## Best Time  API Notebook
- This Notebook will:
- Give a brief intro to what Best Time is and why we are going to use it
- Then I will load in data that was returned from a query
- I will clean and process it and send it do a database
- In a seperate notebook I will train a prediction model for this dataset


In [2]:
import matplotlib.pyplot as plt
import pandas as pd
import numpy as np
import json


### How I think we should Utilize this API:
- Find all the attractions, theatres, bars etc that we want to include in our model
- Format them in an array with the exact name and address (or wont get a match)
- Query BestTime API ( 2 credits for correct query, 1 for a one that they don't have data on)
- Store this data in a database
- Query the database and present the data for the correct location as desired
- Notes:
- There is a lot more data to display if we want
- We should be consesrvative with the API credits
### According to BestTime this is how their data is collected:
- "The data is based on anonymized smartphone GPS signals. Third-party mobile apps collect the data from users who opt-in.
- For competitive reasons we don’t disclose the third-party apps/ and sources. There are some companies active collecting and merging data from different apps. We also have some competitors, but mostly focus on foot traffic data with seasonal/ demographic data.

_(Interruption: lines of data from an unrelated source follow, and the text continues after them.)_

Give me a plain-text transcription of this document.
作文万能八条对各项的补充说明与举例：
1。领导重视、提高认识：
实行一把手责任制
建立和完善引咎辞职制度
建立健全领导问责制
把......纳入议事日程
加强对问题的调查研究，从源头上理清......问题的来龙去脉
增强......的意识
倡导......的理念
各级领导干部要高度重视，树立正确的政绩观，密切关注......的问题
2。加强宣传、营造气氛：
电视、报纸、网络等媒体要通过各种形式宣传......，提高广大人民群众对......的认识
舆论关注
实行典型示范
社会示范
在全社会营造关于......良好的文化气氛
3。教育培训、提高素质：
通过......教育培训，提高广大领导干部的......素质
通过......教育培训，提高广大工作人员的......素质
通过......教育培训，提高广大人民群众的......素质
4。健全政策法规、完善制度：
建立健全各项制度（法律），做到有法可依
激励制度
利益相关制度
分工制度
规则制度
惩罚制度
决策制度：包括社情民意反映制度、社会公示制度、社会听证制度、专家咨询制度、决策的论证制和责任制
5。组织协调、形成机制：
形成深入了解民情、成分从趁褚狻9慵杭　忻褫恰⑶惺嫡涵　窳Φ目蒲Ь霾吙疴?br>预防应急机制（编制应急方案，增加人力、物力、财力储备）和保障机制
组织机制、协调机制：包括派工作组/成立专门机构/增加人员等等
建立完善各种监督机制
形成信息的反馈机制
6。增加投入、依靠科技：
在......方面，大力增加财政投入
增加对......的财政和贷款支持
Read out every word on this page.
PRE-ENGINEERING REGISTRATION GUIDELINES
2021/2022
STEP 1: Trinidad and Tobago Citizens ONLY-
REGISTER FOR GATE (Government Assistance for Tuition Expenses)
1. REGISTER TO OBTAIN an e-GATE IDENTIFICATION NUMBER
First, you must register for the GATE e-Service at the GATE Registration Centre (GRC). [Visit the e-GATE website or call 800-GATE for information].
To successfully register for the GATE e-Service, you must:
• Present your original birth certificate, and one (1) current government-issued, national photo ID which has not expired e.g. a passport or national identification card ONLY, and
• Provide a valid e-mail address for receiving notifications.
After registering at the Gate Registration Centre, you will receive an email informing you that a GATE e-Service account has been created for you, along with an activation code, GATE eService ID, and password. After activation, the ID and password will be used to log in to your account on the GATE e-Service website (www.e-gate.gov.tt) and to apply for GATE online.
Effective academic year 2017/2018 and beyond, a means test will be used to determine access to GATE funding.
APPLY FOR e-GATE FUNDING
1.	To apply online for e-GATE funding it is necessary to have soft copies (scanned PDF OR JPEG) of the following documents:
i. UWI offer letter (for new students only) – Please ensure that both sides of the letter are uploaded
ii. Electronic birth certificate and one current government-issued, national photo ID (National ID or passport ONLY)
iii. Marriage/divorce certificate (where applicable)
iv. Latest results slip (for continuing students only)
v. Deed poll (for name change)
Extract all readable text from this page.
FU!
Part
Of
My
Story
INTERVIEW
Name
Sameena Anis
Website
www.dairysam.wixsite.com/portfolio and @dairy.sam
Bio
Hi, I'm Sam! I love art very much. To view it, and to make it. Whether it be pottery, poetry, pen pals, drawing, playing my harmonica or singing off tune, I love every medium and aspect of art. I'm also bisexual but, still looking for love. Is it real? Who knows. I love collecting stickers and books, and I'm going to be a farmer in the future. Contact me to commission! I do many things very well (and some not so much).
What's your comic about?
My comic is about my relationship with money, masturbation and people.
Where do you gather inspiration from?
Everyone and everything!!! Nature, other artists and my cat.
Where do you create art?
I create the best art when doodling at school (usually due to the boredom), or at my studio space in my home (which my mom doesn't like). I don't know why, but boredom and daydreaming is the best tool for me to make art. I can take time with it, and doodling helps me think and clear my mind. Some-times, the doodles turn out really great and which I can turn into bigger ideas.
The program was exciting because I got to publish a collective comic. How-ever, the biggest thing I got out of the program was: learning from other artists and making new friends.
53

We focus mostly on how busy venues are at certain hours of the week, and we have additional filter tools to e.g. sort venues based on how busy they are per day/ hour etc.
- Privacy related info: The data is aggregated and normalized directly. We don't collect personal data, not even anonymized personal identification numbers. Consequently, we can't link any of our internal data with a single person."


### What values should I extract from the API response:
- Venue Name
- Venue Address
- Venue Latitude
- Venue Longitude
- Venue types (can have multiple types)
- Venue opening and closing hours
- Day of the week (0=Monday, 1=Tuesday, etc.)
- Day hour of the day data (24 values starting at 6AM)
- Day % data (ensure links correctly to the hour and day)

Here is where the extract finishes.